One Palestinian village provides a hopeful note for the conflict in this week's featured documentary, Budrus. An unlikely organizer unites Hamas and Fatah, Palestinian and Israeli, men and women in an nonviolent campaign of resistance to the construction of the separation wall.
The film is directed by award-winning filmmaker Julia Bacha (Control Room, Encounter Point), and produced by Bacha, Palestinian journalist Rula Salameh, and filmmaker and human rights advocate Ronit Avni (formerly of WITNESS, Director of Encounter Point).







I loved the Control Room, and this looks very well done. I’m going to keep my eyes open.
By criticiseafterdinner on March 22nd, 2010 at 5:30 pm
In fact, they are counting on violence, cause that is what gives them the ammo they need to clamp down and vilify.
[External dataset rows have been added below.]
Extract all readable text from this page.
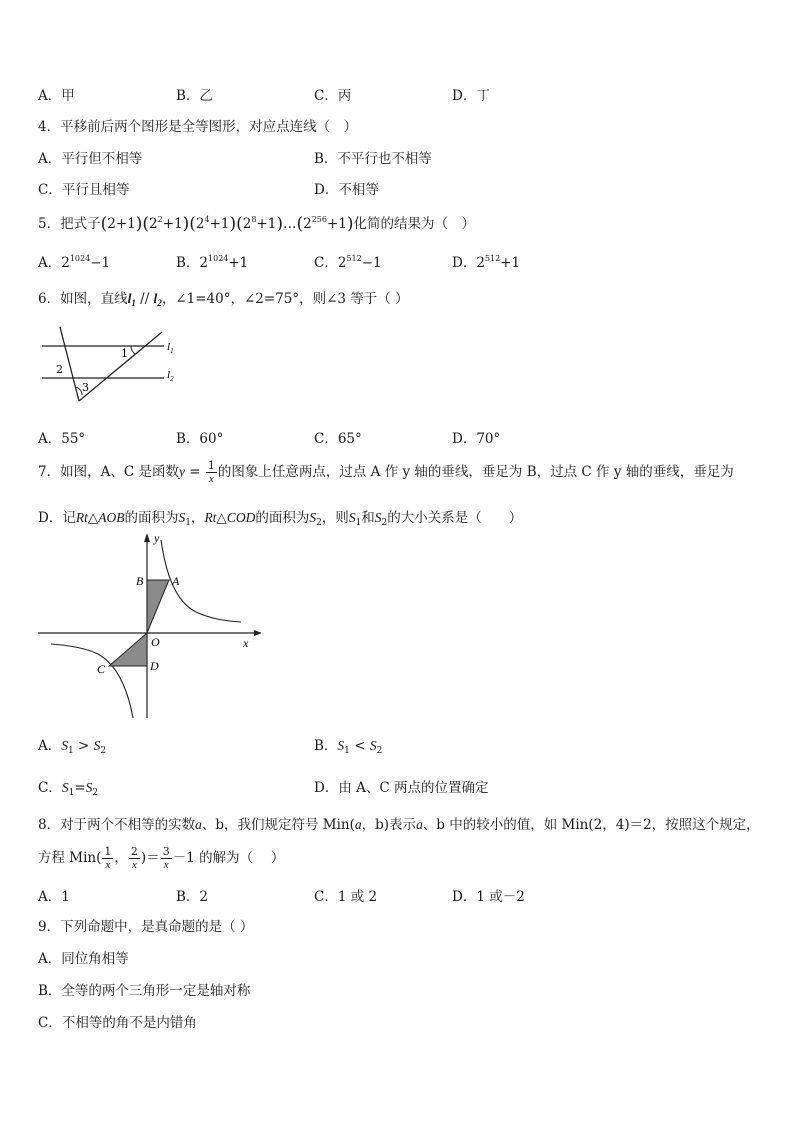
A．甲	B．乙	C．丙	D．丁
4．平移前后两个图形是全等图形，对应点连线（　）
A．平行但不相等	B．不平行也不相等
C．平行且相等	D．不相等
5．把式子$(2+1)(2^2+1)(2^4+1)(2^8+1)\dots(2^{256}+1)$化简的结果为（　）
A．$2^{1024}-1$	B．$2^{1024}+1$	C．$2^{512}-1$	D．$2^{512}+1$
6．如图，直线$l_1 // l_2$，∠1=40°，∠2=75°，则∠3 等于（ ）
1
2
3
$l_1$
$l_2$
A．55°	B．60°	C．65°	D．70°
7．如图，A、C 是函数$y = \frac{1}{x}$ 的图象上任意两点，过点 A 作 y 轴的垂线，垂足为 B，过点 C 作 y 轴的垂线，垂足为
D．记Rt△AOB的面积为$S_1$，Rt△COD的面积为$S_2$，则$S_1$和$S_2$的大小关系是（　　）
y
x
O
A
B
C	D
A．$S_1 > S_2$	B．$S_1 < S_2$
C．$S_1=S_2$	D．由 A、C 两点的位置确定
8．对于两个不相等的实数a、b，我们规定符号 Min(a，b)表示a、b 中的较小的值，如 Min(2，4)＝2，按照这个规定，
方程 $Min( \frac{1}{x}$ ， $\frac{2}{x}$ )＝ $\frac{3}{x} -1$ 的解为（　 ）
A．1	B．2	C．1 或 2	D．1 或－2
9．下列命题中，是真命题的是（ ）
A．同位角相等
B．全等的两个三角形一定是轴对称
C．不相等的角不是内错角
Elites seeding amongst the “vassals” is exactly why they create unequal economics, Jim Crow or Apartheid conditions one working class against another, or use these Western religions so successfully. They were written for that 2500 yrs ago for precisely the same land-grabbing and empire building game they are used so well for today. Cyrus has the very same ideas as did the Brits, and now do the Americans. The empires remain firmly in control of the money in that region, and the locals are lost in rounds and rounds of self-seeding violence amongst each succeeding generation of the young. That is also the reason for sanctions and sieges, so that enterprising thugs get teh economic power in the community, and the middle- and upper-middle- business classes disintegrate and lose their potency as leaders!
Non-violent resistance is exactly what they don’t want you to show the world you are capable of. Then the TV news shows get eerily quiet.